The moms who make mistakes, and lay awake at night worrying.  The moms who second guess everything they're doing, because they want to do it right, the moms who, in a moment of stress and temper, lose their shit and have to lock themselves in the bathroom to cry.  The moms who do the things that we're supposed to do, when they are the last things in the world we feel like doing, when even the act of doing them makes you feel lost, overwhelmed, terrified...

Mountain movers, all of you.

So although I have many regrets for those first 6 weeks of my son's life - mostly over missed opportunities, my inability to enjoy my newborn, my firstborn - I now have the perspective to understand that even when I was filled much more with fear and resentment than anything else, I was doing my best to not show it, to act in love, even if it felt false and stilted and scripted at first, even though it exhausted me and frightened me, and that, in itself, was love.  I can't change it, but I know in my heart that I would if I could, and that today, the one thing I never doubt - even when I am doubting everything else - is that I love my son, with the whole entirety of my heart.
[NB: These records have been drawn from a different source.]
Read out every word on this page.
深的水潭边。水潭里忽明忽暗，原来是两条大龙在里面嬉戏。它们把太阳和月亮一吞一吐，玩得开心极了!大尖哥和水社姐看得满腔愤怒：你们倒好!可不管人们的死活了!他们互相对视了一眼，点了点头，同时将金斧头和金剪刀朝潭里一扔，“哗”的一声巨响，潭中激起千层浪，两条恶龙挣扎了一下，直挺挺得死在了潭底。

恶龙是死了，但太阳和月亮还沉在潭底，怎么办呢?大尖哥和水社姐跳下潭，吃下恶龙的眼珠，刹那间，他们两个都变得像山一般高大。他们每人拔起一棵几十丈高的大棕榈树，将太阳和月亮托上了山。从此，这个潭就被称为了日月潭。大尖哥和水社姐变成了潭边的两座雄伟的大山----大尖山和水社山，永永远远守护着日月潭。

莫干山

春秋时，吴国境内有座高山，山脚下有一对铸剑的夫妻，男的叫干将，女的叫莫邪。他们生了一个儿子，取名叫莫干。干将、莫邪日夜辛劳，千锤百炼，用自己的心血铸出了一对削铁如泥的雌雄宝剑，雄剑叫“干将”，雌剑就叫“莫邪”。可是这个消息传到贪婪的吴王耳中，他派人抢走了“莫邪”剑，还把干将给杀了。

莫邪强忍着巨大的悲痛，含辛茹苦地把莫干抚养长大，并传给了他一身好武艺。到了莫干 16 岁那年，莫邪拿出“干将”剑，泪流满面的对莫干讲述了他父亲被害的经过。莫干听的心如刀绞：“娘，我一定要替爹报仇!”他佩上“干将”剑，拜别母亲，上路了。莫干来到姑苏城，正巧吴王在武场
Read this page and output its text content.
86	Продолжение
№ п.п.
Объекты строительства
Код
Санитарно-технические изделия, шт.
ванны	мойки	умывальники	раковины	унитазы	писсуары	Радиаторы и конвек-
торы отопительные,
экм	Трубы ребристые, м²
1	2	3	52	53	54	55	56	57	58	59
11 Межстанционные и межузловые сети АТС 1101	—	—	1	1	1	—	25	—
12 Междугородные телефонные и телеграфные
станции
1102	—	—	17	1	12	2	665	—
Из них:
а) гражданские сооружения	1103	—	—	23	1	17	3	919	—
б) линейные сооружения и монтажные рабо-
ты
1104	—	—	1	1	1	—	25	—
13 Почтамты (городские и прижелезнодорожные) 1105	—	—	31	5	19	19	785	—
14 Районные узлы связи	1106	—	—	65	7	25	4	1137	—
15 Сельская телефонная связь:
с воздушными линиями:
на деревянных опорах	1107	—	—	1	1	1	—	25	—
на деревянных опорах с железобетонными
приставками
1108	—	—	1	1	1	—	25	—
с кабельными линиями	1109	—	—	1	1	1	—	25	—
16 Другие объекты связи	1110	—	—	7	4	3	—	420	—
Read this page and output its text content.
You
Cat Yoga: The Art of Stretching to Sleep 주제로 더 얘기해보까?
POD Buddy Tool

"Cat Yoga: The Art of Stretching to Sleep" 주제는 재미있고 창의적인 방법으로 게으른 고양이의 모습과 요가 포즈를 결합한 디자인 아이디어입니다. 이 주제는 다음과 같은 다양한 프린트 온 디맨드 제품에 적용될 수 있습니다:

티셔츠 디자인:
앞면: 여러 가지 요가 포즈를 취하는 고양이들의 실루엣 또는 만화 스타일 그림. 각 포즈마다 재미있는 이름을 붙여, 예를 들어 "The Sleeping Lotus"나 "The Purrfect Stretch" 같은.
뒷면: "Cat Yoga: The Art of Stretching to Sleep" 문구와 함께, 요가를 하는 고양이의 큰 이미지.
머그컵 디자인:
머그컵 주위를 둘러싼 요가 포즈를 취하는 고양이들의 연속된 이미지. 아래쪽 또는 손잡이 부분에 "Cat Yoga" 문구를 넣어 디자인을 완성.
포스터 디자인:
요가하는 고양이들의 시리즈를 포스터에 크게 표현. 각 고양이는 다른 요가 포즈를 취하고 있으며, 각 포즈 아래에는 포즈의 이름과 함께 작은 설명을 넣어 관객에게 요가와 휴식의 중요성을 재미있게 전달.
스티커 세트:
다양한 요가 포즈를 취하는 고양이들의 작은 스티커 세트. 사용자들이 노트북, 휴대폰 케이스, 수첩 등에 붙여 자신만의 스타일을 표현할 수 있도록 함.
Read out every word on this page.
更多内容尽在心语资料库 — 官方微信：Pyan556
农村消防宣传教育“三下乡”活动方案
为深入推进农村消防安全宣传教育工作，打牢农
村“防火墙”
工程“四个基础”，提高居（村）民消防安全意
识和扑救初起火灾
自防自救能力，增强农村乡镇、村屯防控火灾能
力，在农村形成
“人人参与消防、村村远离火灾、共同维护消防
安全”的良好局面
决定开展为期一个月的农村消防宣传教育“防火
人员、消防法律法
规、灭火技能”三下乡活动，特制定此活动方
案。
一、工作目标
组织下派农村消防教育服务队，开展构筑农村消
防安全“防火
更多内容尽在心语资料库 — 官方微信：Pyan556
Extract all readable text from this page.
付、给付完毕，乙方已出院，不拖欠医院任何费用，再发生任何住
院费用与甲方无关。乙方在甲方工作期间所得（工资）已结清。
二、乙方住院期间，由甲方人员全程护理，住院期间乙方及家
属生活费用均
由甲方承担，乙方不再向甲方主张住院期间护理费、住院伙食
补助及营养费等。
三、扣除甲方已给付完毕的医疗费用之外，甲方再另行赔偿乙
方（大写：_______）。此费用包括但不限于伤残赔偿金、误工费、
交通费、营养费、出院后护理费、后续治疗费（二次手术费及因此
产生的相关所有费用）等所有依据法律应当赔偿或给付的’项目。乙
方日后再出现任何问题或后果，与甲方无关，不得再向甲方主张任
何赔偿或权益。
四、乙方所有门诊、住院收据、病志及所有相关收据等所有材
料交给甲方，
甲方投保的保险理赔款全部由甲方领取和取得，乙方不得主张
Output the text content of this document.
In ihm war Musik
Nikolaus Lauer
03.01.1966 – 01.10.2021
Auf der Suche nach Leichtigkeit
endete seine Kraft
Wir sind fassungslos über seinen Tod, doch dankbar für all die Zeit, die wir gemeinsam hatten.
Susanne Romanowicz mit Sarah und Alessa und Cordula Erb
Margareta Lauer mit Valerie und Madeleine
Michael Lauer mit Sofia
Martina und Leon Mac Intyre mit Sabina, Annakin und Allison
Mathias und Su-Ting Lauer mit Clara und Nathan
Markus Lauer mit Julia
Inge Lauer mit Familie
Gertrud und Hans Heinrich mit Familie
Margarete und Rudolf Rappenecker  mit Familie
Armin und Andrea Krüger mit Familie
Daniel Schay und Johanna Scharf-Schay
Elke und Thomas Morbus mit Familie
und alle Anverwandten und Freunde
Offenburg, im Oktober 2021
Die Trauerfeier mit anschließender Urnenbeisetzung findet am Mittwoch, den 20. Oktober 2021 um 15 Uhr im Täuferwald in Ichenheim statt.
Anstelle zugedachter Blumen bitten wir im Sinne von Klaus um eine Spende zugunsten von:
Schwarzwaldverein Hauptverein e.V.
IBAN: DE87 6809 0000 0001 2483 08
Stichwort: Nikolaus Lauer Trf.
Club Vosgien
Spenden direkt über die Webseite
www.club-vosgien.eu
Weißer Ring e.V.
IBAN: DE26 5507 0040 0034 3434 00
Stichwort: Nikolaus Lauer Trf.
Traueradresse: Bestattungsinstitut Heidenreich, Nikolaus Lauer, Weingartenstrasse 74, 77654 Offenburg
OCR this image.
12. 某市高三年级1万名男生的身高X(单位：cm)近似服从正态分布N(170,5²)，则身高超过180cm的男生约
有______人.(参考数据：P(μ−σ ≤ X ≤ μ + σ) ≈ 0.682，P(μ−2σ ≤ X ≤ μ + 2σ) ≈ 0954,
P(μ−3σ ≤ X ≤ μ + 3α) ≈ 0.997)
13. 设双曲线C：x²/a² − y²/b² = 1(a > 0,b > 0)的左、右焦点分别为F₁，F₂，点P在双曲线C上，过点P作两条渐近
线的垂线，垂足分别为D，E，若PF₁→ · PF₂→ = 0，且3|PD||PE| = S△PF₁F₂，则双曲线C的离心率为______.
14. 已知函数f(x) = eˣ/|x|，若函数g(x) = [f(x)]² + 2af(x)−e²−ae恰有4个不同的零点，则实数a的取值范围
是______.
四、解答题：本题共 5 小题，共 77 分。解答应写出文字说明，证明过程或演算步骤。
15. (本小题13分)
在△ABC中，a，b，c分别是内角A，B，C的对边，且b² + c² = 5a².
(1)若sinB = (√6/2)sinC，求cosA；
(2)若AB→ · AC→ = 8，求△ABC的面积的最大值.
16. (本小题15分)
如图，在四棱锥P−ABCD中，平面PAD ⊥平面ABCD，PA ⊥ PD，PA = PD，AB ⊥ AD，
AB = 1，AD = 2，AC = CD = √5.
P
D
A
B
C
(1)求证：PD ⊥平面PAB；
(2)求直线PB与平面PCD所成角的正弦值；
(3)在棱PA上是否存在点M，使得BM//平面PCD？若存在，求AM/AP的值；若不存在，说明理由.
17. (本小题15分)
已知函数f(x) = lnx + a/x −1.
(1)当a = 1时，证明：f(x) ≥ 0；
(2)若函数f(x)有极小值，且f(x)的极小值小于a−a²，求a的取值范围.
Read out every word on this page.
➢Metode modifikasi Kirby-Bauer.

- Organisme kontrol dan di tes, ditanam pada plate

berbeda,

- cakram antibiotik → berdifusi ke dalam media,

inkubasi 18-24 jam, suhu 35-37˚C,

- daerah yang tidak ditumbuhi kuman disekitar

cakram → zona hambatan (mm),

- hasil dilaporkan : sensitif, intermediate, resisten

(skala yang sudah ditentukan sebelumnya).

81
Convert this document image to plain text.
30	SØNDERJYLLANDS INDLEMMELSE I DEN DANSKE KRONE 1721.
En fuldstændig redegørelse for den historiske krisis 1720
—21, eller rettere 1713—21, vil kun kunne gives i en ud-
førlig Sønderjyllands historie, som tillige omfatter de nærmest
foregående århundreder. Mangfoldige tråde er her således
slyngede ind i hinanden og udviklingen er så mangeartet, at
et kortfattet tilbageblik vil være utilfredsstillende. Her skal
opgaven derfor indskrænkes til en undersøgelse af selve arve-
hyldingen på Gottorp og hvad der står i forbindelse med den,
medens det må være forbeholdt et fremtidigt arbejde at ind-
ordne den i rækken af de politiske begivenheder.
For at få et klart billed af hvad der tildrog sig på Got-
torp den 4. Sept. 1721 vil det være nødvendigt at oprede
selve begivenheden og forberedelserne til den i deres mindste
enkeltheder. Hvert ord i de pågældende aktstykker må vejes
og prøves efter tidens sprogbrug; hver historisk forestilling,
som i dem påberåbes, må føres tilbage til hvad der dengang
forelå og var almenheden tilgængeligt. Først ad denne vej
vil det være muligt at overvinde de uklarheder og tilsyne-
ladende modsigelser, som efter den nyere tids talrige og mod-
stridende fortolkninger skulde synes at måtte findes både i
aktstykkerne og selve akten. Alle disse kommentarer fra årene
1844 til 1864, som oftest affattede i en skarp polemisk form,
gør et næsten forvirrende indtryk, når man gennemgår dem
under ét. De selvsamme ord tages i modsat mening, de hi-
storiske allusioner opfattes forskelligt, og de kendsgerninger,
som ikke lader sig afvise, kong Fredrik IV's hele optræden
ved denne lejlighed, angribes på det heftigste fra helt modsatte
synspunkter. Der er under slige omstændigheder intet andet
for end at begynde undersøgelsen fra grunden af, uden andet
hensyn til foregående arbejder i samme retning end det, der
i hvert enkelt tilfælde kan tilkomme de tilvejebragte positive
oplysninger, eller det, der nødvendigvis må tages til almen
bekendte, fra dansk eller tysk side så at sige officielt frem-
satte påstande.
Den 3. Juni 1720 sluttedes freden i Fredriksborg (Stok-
And frankly, I also regret not punching the nurse that called me fat 18 hours after giving birth.        


1 comment:

  1. Beautifully written. We don't feel like mountain movers but we truly are. I still think 4 tears later that it isn't to late to locate that nurse and punch her in the throat. We could do it on a Thursday, because that's usually when we get a free pass to punch - Punch Throat Thursdays. Let me know when you want to do this and I will be there, I can cover cameras and be the get away driver.